For teacher consideration (extension and enrichment of learning): Consider using online databases to find articles related to migrant students in order to compare the challenges faced by Jiménez and present day migrant students.

Standards

RL.6.2 Determine a theme or central idea of a text and how it is conveyed through particular details; provide a summary of the text distinct from personal opinions or judgments.

RL.6.4 Determine the meaning of words and phrases as they are used in a text, including figurative and connotative meanings; analyze the impact of a specific word choice on meaning and tone

RL.6.5 Analyze how a particular sentence, chapter, scene, or stanza fits into the overall structure of a text and contributes to the development of the theme, setting, or plot.

L.6.5a: Interpret figures of speech (e.g., personification) in context.
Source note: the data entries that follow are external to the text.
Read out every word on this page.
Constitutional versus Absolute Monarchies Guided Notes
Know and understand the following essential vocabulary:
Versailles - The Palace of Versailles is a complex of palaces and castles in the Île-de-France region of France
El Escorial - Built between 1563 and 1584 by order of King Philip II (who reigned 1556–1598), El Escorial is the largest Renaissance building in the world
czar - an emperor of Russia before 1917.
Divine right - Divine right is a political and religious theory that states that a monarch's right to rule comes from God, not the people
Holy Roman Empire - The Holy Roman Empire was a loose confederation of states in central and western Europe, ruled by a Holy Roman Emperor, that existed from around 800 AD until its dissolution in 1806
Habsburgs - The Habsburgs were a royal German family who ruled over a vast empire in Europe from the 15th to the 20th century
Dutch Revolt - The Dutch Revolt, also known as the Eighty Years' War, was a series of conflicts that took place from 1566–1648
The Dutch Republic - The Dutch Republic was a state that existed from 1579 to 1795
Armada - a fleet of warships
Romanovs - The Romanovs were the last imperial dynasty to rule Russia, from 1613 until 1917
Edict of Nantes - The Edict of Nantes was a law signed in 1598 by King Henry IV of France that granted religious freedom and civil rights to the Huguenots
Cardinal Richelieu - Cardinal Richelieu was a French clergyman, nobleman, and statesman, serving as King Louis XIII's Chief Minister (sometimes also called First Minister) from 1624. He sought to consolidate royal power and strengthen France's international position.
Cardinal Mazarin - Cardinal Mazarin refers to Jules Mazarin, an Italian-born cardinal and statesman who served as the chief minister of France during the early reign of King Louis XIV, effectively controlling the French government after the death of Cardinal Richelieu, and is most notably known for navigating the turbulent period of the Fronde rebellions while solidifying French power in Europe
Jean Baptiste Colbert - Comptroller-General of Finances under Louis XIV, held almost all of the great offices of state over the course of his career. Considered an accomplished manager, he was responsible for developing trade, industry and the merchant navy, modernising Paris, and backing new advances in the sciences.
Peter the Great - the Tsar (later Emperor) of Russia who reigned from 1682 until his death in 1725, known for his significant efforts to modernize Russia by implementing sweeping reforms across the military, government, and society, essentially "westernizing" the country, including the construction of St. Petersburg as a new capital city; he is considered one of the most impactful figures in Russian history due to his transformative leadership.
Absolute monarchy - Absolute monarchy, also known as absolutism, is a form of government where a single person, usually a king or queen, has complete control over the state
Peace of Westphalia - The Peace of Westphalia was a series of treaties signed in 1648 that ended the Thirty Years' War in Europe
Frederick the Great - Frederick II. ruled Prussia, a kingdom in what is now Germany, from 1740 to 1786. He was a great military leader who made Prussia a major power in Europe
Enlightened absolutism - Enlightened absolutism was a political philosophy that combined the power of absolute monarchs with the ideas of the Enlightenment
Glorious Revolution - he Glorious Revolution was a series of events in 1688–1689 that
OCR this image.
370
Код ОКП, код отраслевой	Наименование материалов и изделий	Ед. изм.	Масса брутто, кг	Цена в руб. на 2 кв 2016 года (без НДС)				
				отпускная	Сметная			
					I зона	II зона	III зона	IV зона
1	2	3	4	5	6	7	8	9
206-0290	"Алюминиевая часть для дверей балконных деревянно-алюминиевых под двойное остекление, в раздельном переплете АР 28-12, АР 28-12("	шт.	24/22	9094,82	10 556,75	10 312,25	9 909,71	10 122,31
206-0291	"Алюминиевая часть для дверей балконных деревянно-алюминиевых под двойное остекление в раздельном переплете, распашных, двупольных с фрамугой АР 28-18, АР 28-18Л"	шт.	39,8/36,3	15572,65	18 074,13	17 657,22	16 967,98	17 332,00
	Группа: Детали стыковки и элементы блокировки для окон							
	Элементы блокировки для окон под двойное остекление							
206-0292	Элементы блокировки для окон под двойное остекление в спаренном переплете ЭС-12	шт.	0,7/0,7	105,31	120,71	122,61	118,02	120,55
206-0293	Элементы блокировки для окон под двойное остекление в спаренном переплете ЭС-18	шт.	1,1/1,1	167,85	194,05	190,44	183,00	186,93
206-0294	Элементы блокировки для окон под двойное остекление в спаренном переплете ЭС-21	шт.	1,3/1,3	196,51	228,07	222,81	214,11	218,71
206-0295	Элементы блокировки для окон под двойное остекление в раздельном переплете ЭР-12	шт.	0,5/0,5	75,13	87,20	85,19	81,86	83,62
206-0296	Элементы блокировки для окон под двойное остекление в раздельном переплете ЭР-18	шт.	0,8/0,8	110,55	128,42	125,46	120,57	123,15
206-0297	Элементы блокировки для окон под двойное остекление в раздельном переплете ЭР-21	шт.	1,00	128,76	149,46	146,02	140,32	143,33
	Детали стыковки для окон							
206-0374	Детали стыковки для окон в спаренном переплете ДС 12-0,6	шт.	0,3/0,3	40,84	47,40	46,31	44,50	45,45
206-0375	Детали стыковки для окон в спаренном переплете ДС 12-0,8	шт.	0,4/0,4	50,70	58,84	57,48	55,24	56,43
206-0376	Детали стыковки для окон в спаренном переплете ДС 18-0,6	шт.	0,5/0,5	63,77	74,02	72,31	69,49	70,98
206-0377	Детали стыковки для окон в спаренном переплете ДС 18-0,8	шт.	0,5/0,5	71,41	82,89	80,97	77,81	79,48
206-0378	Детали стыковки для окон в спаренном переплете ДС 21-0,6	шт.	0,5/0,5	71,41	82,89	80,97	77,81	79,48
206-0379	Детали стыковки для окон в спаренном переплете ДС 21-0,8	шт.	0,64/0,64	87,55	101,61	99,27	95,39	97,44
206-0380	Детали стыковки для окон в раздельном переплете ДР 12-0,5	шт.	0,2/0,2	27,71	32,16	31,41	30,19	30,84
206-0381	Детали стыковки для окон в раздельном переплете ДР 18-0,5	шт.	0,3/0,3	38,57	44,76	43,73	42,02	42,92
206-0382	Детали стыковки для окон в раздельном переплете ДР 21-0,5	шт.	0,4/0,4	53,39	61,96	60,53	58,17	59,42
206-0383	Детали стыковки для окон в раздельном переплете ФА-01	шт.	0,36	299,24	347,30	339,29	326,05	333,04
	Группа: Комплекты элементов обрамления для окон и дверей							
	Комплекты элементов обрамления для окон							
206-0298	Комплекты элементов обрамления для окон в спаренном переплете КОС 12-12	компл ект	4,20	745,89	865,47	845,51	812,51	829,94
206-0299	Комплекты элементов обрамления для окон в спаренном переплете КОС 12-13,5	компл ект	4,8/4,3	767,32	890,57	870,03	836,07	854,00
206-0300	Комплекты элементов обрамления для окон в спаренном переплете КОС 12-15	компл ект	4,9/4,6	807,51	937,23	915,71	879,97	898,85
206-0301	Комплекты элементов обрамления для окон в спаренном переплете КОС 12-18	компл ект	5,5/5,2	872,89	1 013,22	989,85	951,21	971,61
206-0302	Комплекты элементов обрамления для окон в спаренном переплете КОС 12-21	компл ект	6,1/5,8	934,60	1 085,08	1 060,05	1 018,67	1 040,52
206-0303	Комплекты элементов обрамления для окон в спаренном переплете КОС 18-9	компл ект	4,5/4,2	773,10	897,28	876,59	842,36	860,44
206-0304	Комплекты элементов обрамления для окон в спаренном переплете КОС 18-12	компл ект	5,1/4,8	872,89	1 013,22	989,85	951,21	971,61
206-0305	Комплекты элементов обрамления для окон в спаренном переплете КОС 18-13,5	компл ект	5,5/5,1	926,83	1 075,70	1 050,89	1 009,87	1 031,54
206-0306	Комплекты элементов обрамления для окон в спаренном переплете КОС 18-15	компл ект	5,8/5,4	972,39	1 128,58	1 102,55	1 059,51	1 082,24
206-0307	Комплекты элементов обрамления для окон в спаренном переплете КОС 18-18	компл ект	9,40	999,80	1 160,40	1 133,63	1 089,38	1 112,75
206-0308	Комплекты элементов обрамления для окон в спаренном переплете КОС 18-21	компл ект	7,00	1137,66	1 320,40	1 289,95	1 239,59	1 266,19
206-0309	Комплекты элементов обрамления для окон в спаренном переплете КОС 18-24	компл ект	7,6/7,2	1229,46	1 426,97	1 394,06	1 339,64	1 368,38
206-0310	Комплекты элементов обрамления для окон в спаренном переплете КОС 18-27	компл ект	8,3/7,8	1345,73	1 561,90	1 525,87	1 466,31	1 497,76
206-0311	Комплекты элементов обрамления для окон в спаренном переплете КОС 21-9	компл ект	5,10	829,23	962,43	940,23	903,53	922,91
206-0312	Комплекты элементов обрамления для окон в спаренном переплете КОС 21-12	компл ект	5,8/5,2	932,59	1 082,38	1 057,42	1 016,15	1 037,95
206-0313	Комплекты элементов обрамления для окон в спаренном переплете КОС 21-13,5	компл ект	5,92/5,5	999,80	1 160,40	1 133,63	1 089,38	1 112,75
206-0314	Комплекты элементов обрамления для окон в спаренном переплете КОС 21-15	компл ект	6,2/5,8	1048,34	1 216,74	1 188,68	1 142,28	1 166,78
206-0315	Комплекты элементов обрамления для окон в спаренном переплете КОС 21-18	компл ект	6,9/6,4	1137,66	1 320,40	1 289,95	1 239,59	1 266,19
  1. Conduct a two-minute investigation of the meaning of the word, circuit using online dictionaries and / or vocubulary webtools.  Search for the meaning of the word that best reflects the story and Panchito's experience. Do you think "The Circuit" is an effective title for this story?
  2. Next, engage in brief discussion of the following: Compare and contrast Panchito’s life at home and school., What challenges does Panchito face as he moves between the two worlds?, What is the cyclical nature of Panchito’s life?,  How is the beginning of the story similar to the ending?, What is the story's message?  How does the last sentence contribute to the story's message?
  3. Now you will conduct a close reading of "The Circuit" in order to examine the author's use of language in conveying Panchito and his family's challenges. Examine and discuss the following story excerpt with your teacher and classmates:  “I dropped to my knees and let the jug roll off my hands. I remained motionless with my eyes glued on the hot, sandy ground. All I could hear was the drone of insects. Slowly I began to recover. I poured water over my face and neck and watched the black mud run down from my arms and hit the ground.”
  4. Summarize what is happening to Panchito in this excerpt and then identify some examples of the author's word choices that show the reader what is happening rather than simply telling what is happening.  Consider how these word choices provide insight into the challenges Panchito faced.  
  5. Next, you will independently examine portions of the story in order to determine how Jimenez used language (word choice, imagery, figurative language, sentence structure, and repetition) to convey meaning and the challenges of migrant life using the attached resource.  Identify the passages that you think are most significant and relevant regarding the hardships Panchito and his family experienced. 
  6. Respond in writing independently to the following prompt:  What challenges does Panchito face working on the circuit? How does the author use language to convey these challenges?  Use textual evidence to support your ideas.